KHARTOUM: Sudan is to join a new round of talks with Egypt and Ethiopia Sunday in a bid to resolve a long-running dispute over a huge Ethiopian dam on the Blue Nile, state media reported.
The three countries have held multiple rounds of talks since Ethiopia broke ground on the project in 2011 but they have so far failed to produce an agreement on the filling and operation of the vast reservoir behind the 145-meter (475-foot) tall dam.
The last, held by video-conference in early November, broke up without making any headway.
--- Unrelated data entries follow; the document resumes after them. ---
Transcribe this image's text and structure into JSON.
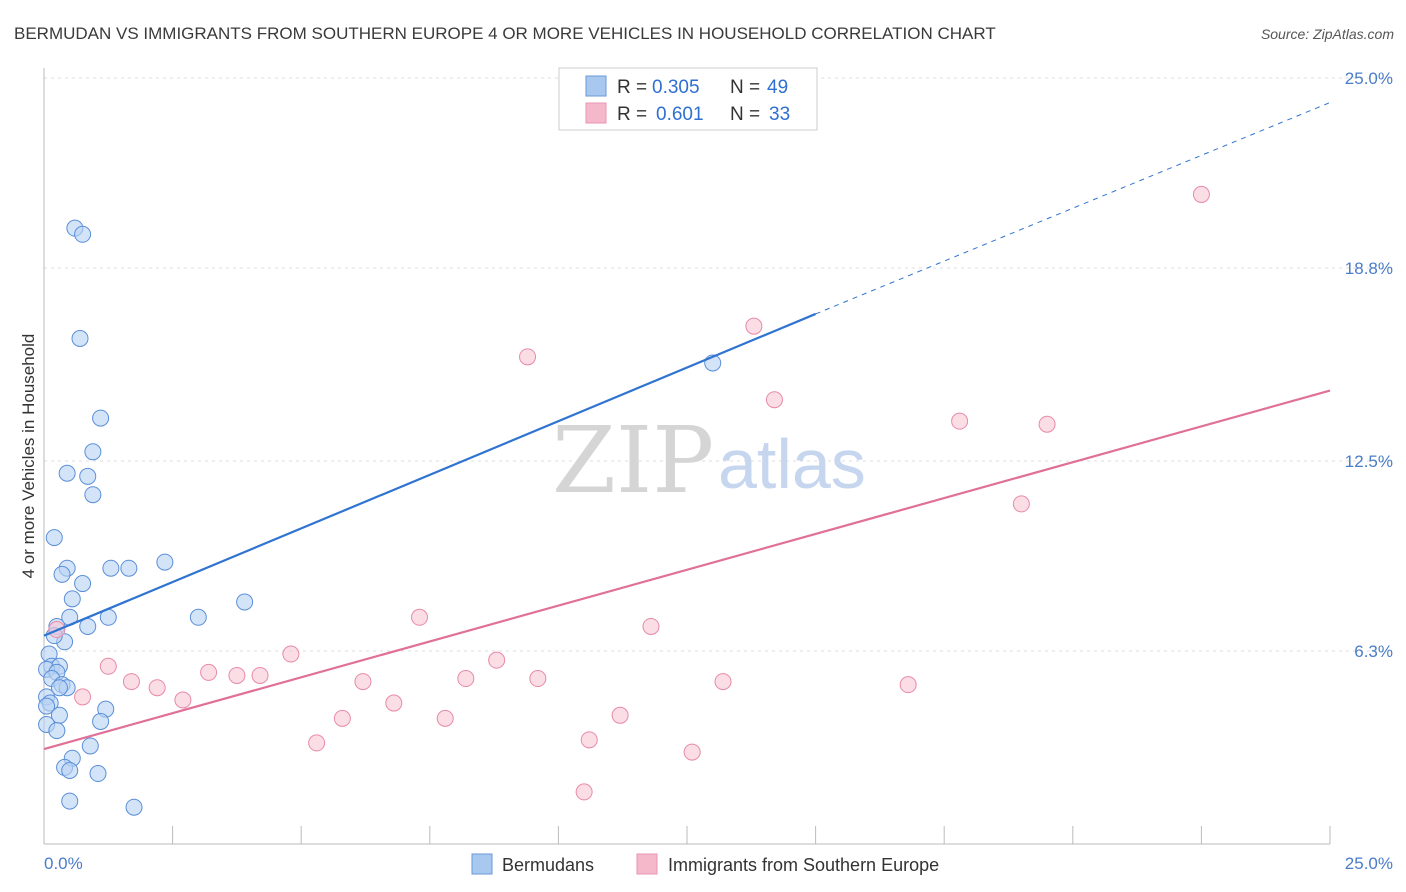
{
  "chart_data": {
    "type": "scatter",
    "title": "BERMUDAN VS IMMIGRANTS FROM SOUTHERN EUROPE 4 OR MORE VEHICLES IN HOUSEHOLD CORRELATION CHART",
    "source": "Source: ZipAtlas.com",
    "xlabel": "",
    "ylabel": "4 or more Vehicles in Household",
    "xlim": [
      0,
      25
    ],
    "ylim": [
      0,
      25
    ],
    "x_tick_labels": [
      "0.0%",
      "25.0%"
    ],
    "y_ticks": [
      6.3,
      12.5,
      18.8,
      25.0
    ],
    "y_tick_labels": [
      "6.3%",
      "12.5%",
      "18.8%",
      "25.0%"
    ],
    "watermark": {
      "zip": "ZIP",
      "atlas": "atlas"
    },
    "legend": [
      {
        "r_label": "R =",
        "r_value": "0.305",
        "n_label": "N =",
        "n_value": "49",
        "color": "#a8c8f0"
      },
      {
        "r_label": "R =",
        "r_value": "0.601",
        "n_label": "N =",
        "n_value": "33",
        "color": "#f5b8cb"
      }
    ],
    "series": [
      {
        "name": "Bermudans",
        "fill": "#b8d2f3",
        "stroke": "#5b8fd8",
        "trend": {
          "color": "#2f74d0",
          "x_start": 0.0,
          "y_start": 6.8,
          "x_solid_end": 15.0,
          "y_solid_end": 17.3,
          "x_dash_end": 25.0,
          "y_dash_end": 24.2
        },
        "points": [
          [
            0.6,
            20.1
          ],
          [
            0.75,
            19.9
          ],
          [
            0.7,
            16.5
          ],
          [
            1.1,
            13.9
          ],
          [
            0.95,
            12.8
          ],
          [
            0.45,
            12.1
          ],
          [
            0.85,
            12.0
          ],
          [
            0.95,
            11.4
          ],
          [
            0.2,
            10.0
          ],
          [
            0.45,
            9.0
          ],
          [
            0.35,
            8.8
          ],
          [
            1.3,
            9.0
          ],
          [
            1.65,
            9.0
          ],
          [
            2.35,
            9.2
          ],
          [
            0.75,
            8.5
          ],
          [
            0.55,
            8.0
          ],
          [
            3.9,
            7.9
          ],
          [
            0.5,
            7.4
          ],
          [
            1.25,
            7.4
          ],
          [
            3.0,
            7.4
          ],
          [
            0.85,
            7.1
          ],
          [
            0.25,
            7.1
          ],
          [
            0.4,
            6.6
          ],
          [
            0.1,
            6.2
          ],
          [
            0.15,
            5.8
          ],
          [
            0.3,
            5.8
          ],
          [
            0.05,
            5.7
          ],
          [
            0.25,
            5.6
          ],
          [
            0.15,
            5.4
          ],
          [
            0.35,
            5.2
          ],
          [
            0.45,
            5.1
          ],
          [
            0.3,
            5.1
          ],
          [
            0.05,
            4.8
          ],
          [
            0.12,
            4.6
          ],
          [
            0.05,
            4.5
          ],
          [
            1.2,
            4.4
          ],
          [
            0.3,
            4.2
          ],
          [
            1.1,
            4.0
          ],
          [
            0.05,
            3.9
          ],
          [
            0.25,
            3.7
          ],
          [
            0.9,
            3.2
          ],
          [
            0.55,
            2.8
          ],
          [
            0.4,
            2.5
          ],
          [
            0.5,
            2.4
          ],
          [
            1.05,
            2.3
          ],
          [
            0.5,
            1.4
          ],
          [
            1.75,
            1.2
          ],
          [
            13.0,
            15.7
          ],
          [
            0.2,
            6.8
          ]
        ]
      },
      {
        "name": "Immigrants from Southern Europe",
        "fill": "#f8c6d5",
        "stroke": "#e88aa8",
        "trend": {
          "color": "#e07098",
          "x_start": 0.0,
          "y_start": 3.1,
          "x_end": 25.0,
          "y_end": 14.8
        },
        "points": [
          [
            22.5,
            21.2
          ],
          [
            13.8,
            16.9
          ],
          [
            9.4,
            15.9
          ],
          [
            14.2,
            14.5
          ],
          [
            17.8,
            13.8
          ],
          [
            19.5,
            13.7
          ],
          [
            19.0,
            11.1
          ],
          [
            7.3,
            7.4
          ],
          [
            11.8,
            7.1
          ],
          [
            0.25,
            7.0
          ],
          [
            4.8,
            6.2
          ],
          [
            8.8,
            6.0
          ],
          [
            1.25,
            5.8
          ],
          [
            3.2,
            5.6
          ],
          [
            4.2,
            5.5
          ],
          [
            3.75,
            5.5
          ],
          [
            8.2,
            5.4
          ],
          [
            9.6,
            5.4
          ],
          [
            1.7,
            5.3
          ],
          [
            6.2,
            5.3
          ],
          [
            13.2,
            5.3
          ],
          [
            16.8,
            5.2
          ],
          [
            2.2,
            5.1
          ],
          [
            2.7,
            4.7
          ],
          [
            0.75,
            4.8
          ],
          [
            6.8,
            4.6
          ],
          [
            5.8,
            4.1
          ],
          [
            7.8,
            4.1
          ],
          [
            11.2,
            4.2
          ],
          [
            5.3,
            3.3
          ],
          [
            10.6,
            3.4
          ],
          [
            12.6,
            3.0
          ],
          [
            10.5,
            1.7
          ]
        ]
      }
    ]
  }
}
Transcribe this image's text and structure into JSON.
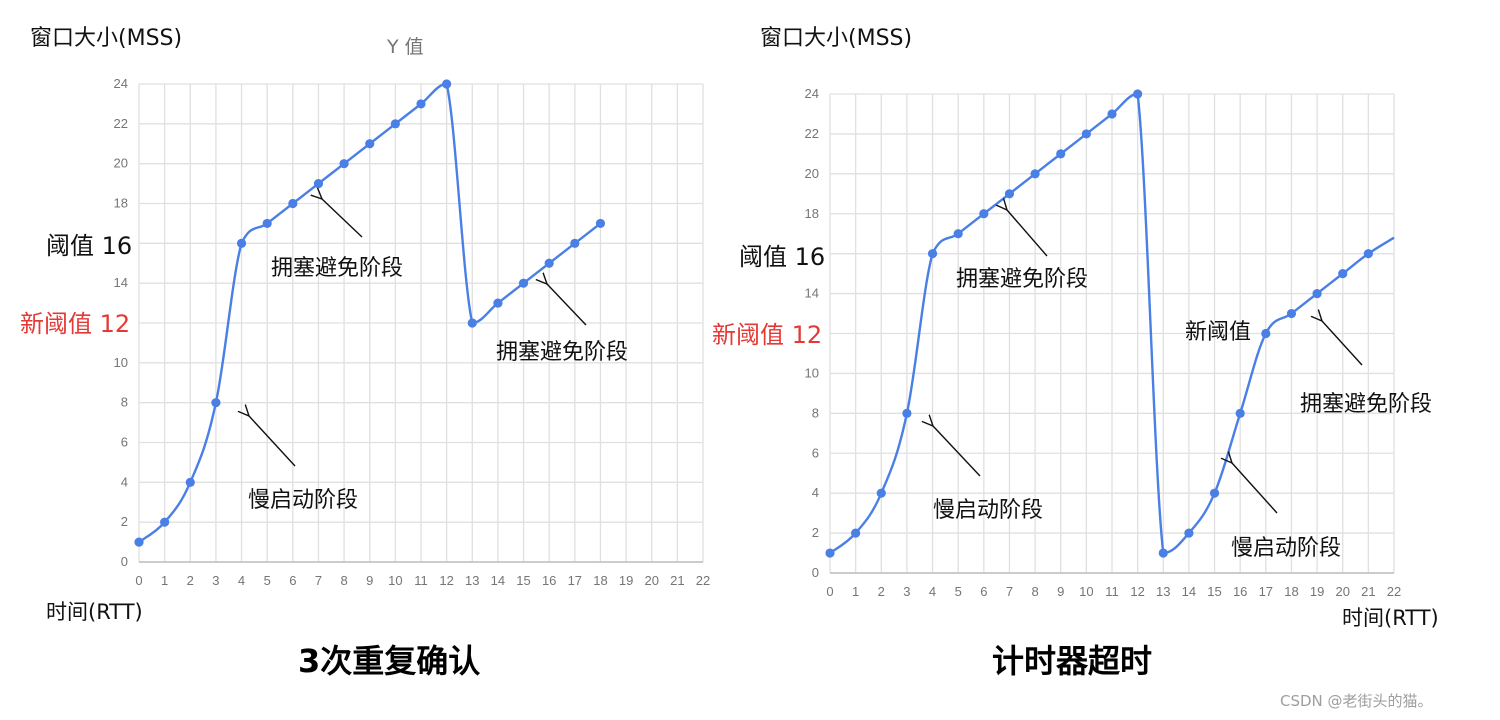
{
  "left_chart": {
    "y_axis_title": "窗口大小(MSS)",
    "series_title": "Y 值",
    "threshold_label": "阈值 16",
    "new_threshold_label": "新阈值 12",
    "annotations": [
      "拥塞避免阶段",
      "慢启动阶段",
      "拥塞避免阶段"
    ],
    "x_axis_title": "时间(RTT)",
    "caption": "3次重复确认"
  },
  "right_chart": {
    "y_axis_title": "窗口大小(MSS)",
    "threshold_label": "阈值 16",
    "new_threshold_label": "新阈值 12",
    "new_threshold_inline": "新阈值",
    "annotations": [
      "拥塞避免阶段",
      "慢启动阶段",
      "拥塞避免阶段",
      "慢启动阶段"
    ],
    "x_axis_title": "时间(RTT)",
    "caption": "计时器超时"
  },
  "watermark": "CSDN @老街头的猫。",
  "colors": {
    "line": "#4a7fe6",
    "grid": "#e0e0e0",
    "new_threshold": "#e53935"
  },
  "chart_data": [
    {
      "type": "line",
      "title": "3次重复确认",
      "series_name": "Y 值",
      "xlabel": "时间(RTT)",
      "ylabel": "窗口大小(MSS)",
      "x": [
        0,
        1,
        2,
        3,
        4,
        5,
        6,
        7,
        8,
        9,
        10,
        11,
        12,
        13,
        14,
        15,
        16,
        17,
        18
      ],
      "values": [
        1,
        2,
        4,
        8,
        16,
        17,
        18,
        19,
        20,
        21,
        22,
        23,
        24,
        12,
        13,
        14,
        15,
        16,
        17
      ],
      "xlim": [
        0,
        22
      ],
      "ylim": [
        0,
        24
      ],
      "x_ticks": [
        0,
        1,
        2,
        3,
        4,
        5,
        6,
        7,
        8,
        9,
        10,
        11,
        12,
        13,
        14,
        15,
        16,
        17,
        18,
        19,
        20,
        21,
        22
      ],
      "y_ticks": [
        0,
        2,
        4,
        6,
        8,
        10,
        12,
        14,
        16,
        18,
        20,
        22,
        24
      ],
      "grid": true,
      "annotations": [
        {
          "text": "阈值 16",
          "y": 16
        },
        {
          "text": "新阈值 12",
          "y": 12,
          "color": "#e53935"
        },
        {
          "text": "拥塞避免阶段",
          "points_to_x": 7
        },
        {
          "text": "慢启动阶段",
          "points_to_x": 4
        },
        {
          "text": "拥塞避免阶段",
          "points_to_x": 16
        }
      ]
    },
    {
      "type": "line",
      "title": "计时器超时",
      "xlabel": "时间(RTT)",
      "ylabel": "窗口大小(MSS)",
      "x": [
        0,
        1,
        2,
        3,
        4,
        5,
        6,
        7,
        8,
        9,
        10,
        11,
        12,
        13,
        14,
        15,
        16,
        17,
        18,
        19,
        20,
        21,
        22
      ],
      "values": [
        1,
        2,
        4,
        8,
        16,
        17,
        18,
        19,
        20,
        21,
        22,
        23,
        24,
        1,
        2,
        4,
        8,
        12,
        13,
        14,
        15,
        16,
        16.8
      ],
      "xlim": [
        0,
        22
      ],
      "ylim": [
        0,
        24
      ],
      "x_ticks": [
        0,
        1,
        2,
        3,
        4,
        5,
        6,
        7,
        8,
        9,
        10,
        11,
        12,
        13,
        14,
        15,
        16,
        17,
        18,
        19,
        20,
        21,
        22
      ],
      "y_ticks": [
        0,
        2,
        4,
        6,
        8,
        10,
        12,
        14,
        16,
        18,
        20,
        22,
        24
      ],
      "grid": true,
      "annotations": [
        {
          "text": "阈值 16",
          "y": 16
        },
        {
          "text": "新阈值 12",
          "y": 12,
          "color": "#e53935"
        },
        {
          "text": "拥塞避免阶段",
          "points_to_x": 7
        },
        {
          "text": "慢启动阶段",
          "points_to_x": 4
        },
        {
          "text": "新阈值",
          "points_to_x": 17
        },
        {
          "text": "拥塞避免阶段",
          "points_to_x": 19
        },
        {
          "text": "慢启动阶段",
          "points_to_x": 16
        }
      ]
    }
  ]
}
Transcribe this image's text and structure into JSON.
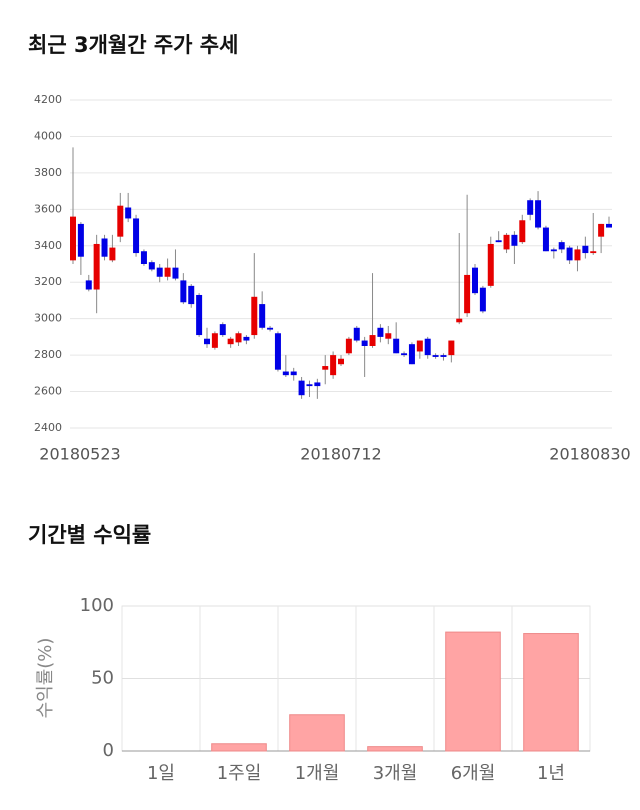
{
  "chart_data": [
    {
      "type": "candlestick",
      "title": "최근 3개월간 주가 추세",
      "categories": [
        "20180523",
        null,
        null,
        null,
        null,
        null,
        null,
        null,
        null,
        null,
        null,
        null,
        null,
        null,
        null,
        null,
        null,
        null,
        null,
        null,
        null,
        null,
        null,
        null,
        null,
        null,
        null,
        null,
        null,
        null,
        null,
        null,
        null,
        null,
        "20180712",
        null,
        null,
        null,
        null,
        null,
        null,
        null,
        null,
        null,
        null,
        null,
        null,
        null,
        null,
        null,
        null,
        null,
        null,
        null,
        null,
        null,
        null,
        null,
        null,
        null,
        null,
        null,
        null,
        null,
        null,
        null,
        null,
        null,
        "20180830"
      ],
      "open": [
        3320,
        3520,
        3210,
        3160,
        3440,
        3320,
        3450,
        3610,
        3550,
        3370,
        3310,
        3280,
        3230,
        3280,
        3210,
        3180,
        3130,
        2890,
        2840,
        2970,
        2860,
        2870,
        2900,
        2910,
        3080,
        2950,
        2920,
        2710,
        2710,
        2660,
        2640,
        2650,
        2720,
        2690,
        2750,
        2810,
        2950,
        2880,
        2850,
        2950,
        2890,
        2890,
        2810,
        2860,
        2820,
        2890,
        2800,
        2800,
        2800,
        2980,
        3030,
        3280,
        3170,
        3180,
        3430,
        3380,
        3460,
        3420,
        3650,
        3650,
        3500,
        3380,
        3420,
        3390,
        3320,
        3400,
        3360,
        3450,
        3520
      ],
      "high": [
        3940,
        3530,
        3240,
        3460,
        3460,
        3460,
        3690,
        3690,
        3570,
        3380,
        3320,
        3300,
        3330,
        3380,
        3250,
        3190,
        3140,
        2950,
        2930,
        2980,
        2900,
        2930,
        2910,
        3360,
        3150,
        2960,
        2930,
        2800,
        2730,
        2680,
        2660,
        2670,
        2800,
        2820,
        2800,
        2900,
        2960,
        2900,
        3250,
        2970,
        2960,
        2980,
        2820,
        2870,
        2880,
        2900,
        2810,
        2810,
        2880,
        3470,
        3680,
        3300,
        3180,
        3450,
        3480,
        3470,
        3480,
        3570,
        3660,
        3700,
        3510,
        3390,
        3430,
        3400,
        3400,
        3450,
        3580,
        3520,
        3560
      ],
      "low": [
        3300,
        3240,
        3150,
        3030,
        3320,
        3310,
        3420,
        3530,
        3340,
        3290,
        3260,
        3200,
        3210,
        3210,
        3080,
        3060,
        2900,
        2840,
        2830,
        2900,
        2840,
        2850,
        2860,
        2890,
        2940,
        2930,
        2710,
        2680,
        2660,
        2560,
        2570,
        2560,
        2640,
        2670,
        2740,
        2800,
        2870,
        2680,
        2840,
        2870,
        2860,
        2810,
        2790,
        2750,
        2780,
        2780,
        2780,
        2770,
        2760,
        2970,
        3010,
        3130,
        3030,
        3170,
        3420,
        3360,
        3300,
        3410,
        3540,
        3490,
        3370,
        3330,
        3360,
        3300,
        3260,
        3330,
        3350,
        3360,
        3500
      ],
      "close": [
        3560,
        3340,
        3160,
        3410,
        3340,
        3390,
        3620,
        3550,
        3360,
        3300,
        3270,
        3230,
        3280,
        3220,
        3090,
        3080,
        2910,
        2860,
        2920,
        2910,
        2890,
        2920,
        2880,
        3120,
        2950,
        2940,
        2720,
        2690,
        2690,
        2580,
        2630,
        2630,
        2740,
        2800,
        2780,
        2890,
        2880,
        2850,
        2910,
        2900,
        2920,
        2810,
        2800,
        2750,
        2880,
        2800,
        2790,
        2790,
        2880,
        3000,
        3240,
        3140,
        3040,
        3410,
        3420,
        3460,
        3400,
        3540,
        3570,
        3500,
        3370,
        3370,
        3380,
        3320,
        3380,
        3360,
        3370,
        3520,
        3500
      ],
      "up_color": "#e60000",
      "down_color": "#0000e6",
      "ylim": [
        2400,
        4200
      ],
      "yticks": [
        2400,
        2600,
        2800,
        3000,
        3200,
        3400,
        3600,
        3800,
        4000,
        4200
      ],
      "grid": true
    },
    {
      "type": "bar",
      "title": "기간별 수익률",
      "ylabel": "수익률(%)",
      "categories": [
        "1일",
        "1주일",
        "1개월",
        "3개월",
        "6개월",
        "1년"
      ],
      "values": [
        0,
        5,
        25,
        3,
        82,
        81
      ],
      "color": "#ffa4a4",
      "ylim": [
        0,
        100
      ],
      "yticks": [
        0,
        50,
        100
      ],
      "grid": true
    }
  ]
}
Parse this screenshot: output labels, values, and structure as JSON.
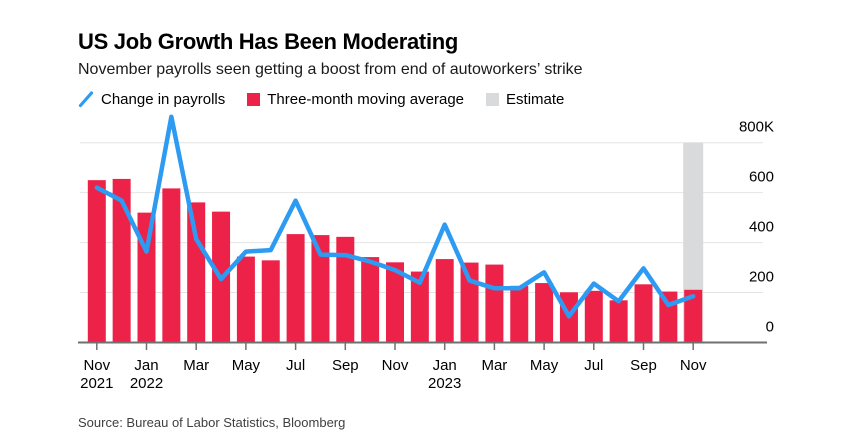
{
  "chart_data": {
    "type": "combo-bar-line",
    "title": "US Job Growth Has Been Moderating",
    "subtitle": "November payrolls seen getting a boost from end of autoworkers’ strike",
    "source": "Source: Bureau of Labor Statistics, Bloomberg",
    "unit": "thousands of jobs (K)",
    "legend_position": "top-left",
    "grid": "horizontal-light",
    "ylim": [
      0,
      800
    ],
    "categories": [
      "Nov 2021",
      "Dec 2021",
      "Jan 2022",
      "Feb 2022",
      "Mar 2022",
      "Apr 2022",
      "May 2022",
      "Jun 2022",
      "Jul 2022",
      "Aug 2022",
      "Sep 2022",
      "Oct 2022",
      "Nov 2022",
      "Dec 2022",
      "Jan 2023",
      "Feb 2023",
      "Mar 2023",
      "Apr 2023",
      "May 2023",
      "Jun 2023",
      "Jul 2023",
      "Aug 2023",
      "Sep 2023",
      "Oct 2023",
      "Nov 2023"
    ],
    "series": [
      {
        "name": "Change in payrolls",
        "type": "line",
        "color": "#2E9BF2",
        "values": [
          620,
          568,
          364,
          904,
          414,
          254,
          364,
          370,
          568,
          352,
          350,
          324,
          290,
          239,
          472,
          248,
          217,
          217,
          281,
          105,
          236,
          165,
          297,
          150,
          185
        ]
      },
      {
        "name": "Three-month moving average",
        "type": "bar",
        "color": "#ED2248",
        "values": [
          650,
          655,
          520,
          617,
          561,
          524,
          344,
          329,
          434,
          430,
          423,
          342,
          321,
          284,
          334,
          320,
          312,
          227,
          238,
          201,
          207,
          169,
          233,
          204,
          211
        ]
      },
      {
        "name": "Estimate",
        "type": "band",
        "color": "#D8DADB",
        "category": "Nov 2023",
        "index": 24,
        "band_top": 800
      }
    ],
    "yticks": [
      {
        "value": 0,
        "label": "0"
      },
      {
        "value": 200,
        "label": "200"
      },
      {
        "value": 400,
        "label": "400"
      },
      {
        "value": 600,
        "label": "600"
      },
      {
        "value": 800,
        "label": "800K"
      }
    ],
    "xticks": [
      {
        "index": 0,
        "month": "Nov",
        "year": "2021"
      },
      {
        "index": 2,
        "month": "Jan",
        "year": "2022"
      },
      {
        "index": 4,
        "month": "Mar"
      },
      {
        "index": 6,
        "month": "May"
      },
      {
        "index": 8,
        "month": "Jul"
      },
      {
        "index": 10,
        "month": "Sep"
      },
      {
        "index": 12,
        "month": "Nov"
      },
      {
        "index": 14,
        "month": "Jan",
        "year": "2023"
      },
      {
        "index": 16,
        "month": "Mar"
      },
      {
        "index": 18,
        "month": "May"
      },
      {
        "index": 20,
        "month": "Jul"
      },
      {
        "index": 22,
        "month": "Sep"
      },
      {
        "index": 24,
        "month": "Nov"
      }
    ],
    "colors": {
      "background": "#FFFFFF",
      "grid": "#E4E4E4",
      "axis": "#6F6F6F",
      "tick_label": "#000000"
    }
  }
}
Late last month, Egypt called in Ethiopia’s charge d’affaires after its foreign ministry spokesman claimed the dam dispute had become a welcome distraction from domestic problems for the Cairo government.
Sudan’s state news agency SUNA said that officials from current African Union chair South Africa would be involved in the new round of talks.
Citing an unnamed official, SUNA said Sudan would propose granting African Union experts a “bigger role” in the negotiations for a binding agreement on the dam’s filling and operation.
Cairo has expressed fears that the Grand Ethiopian Renaissance Dam will severely reduce the Nile’s flow, with devastating effects for the more than 97 million Egyptians dependent on it.
Ethiopia says the hydroelectric power produced at the dam is vital to meet the power needs of its even larger population.
It insists downstream countries’ water supplies will not be affected.
Sudan, which suffered deadly floods last summer when the Blue Nile reached its highest level since records began more than a century ago, hopes that the new dam will help regulate the river’s flow.
The Blue Nile, which meets the White Nile in the Sudanese capital Khartoum, provides the great majority of the combined Nile’s flow through northern Sudan and Egypt to the Mediterranean.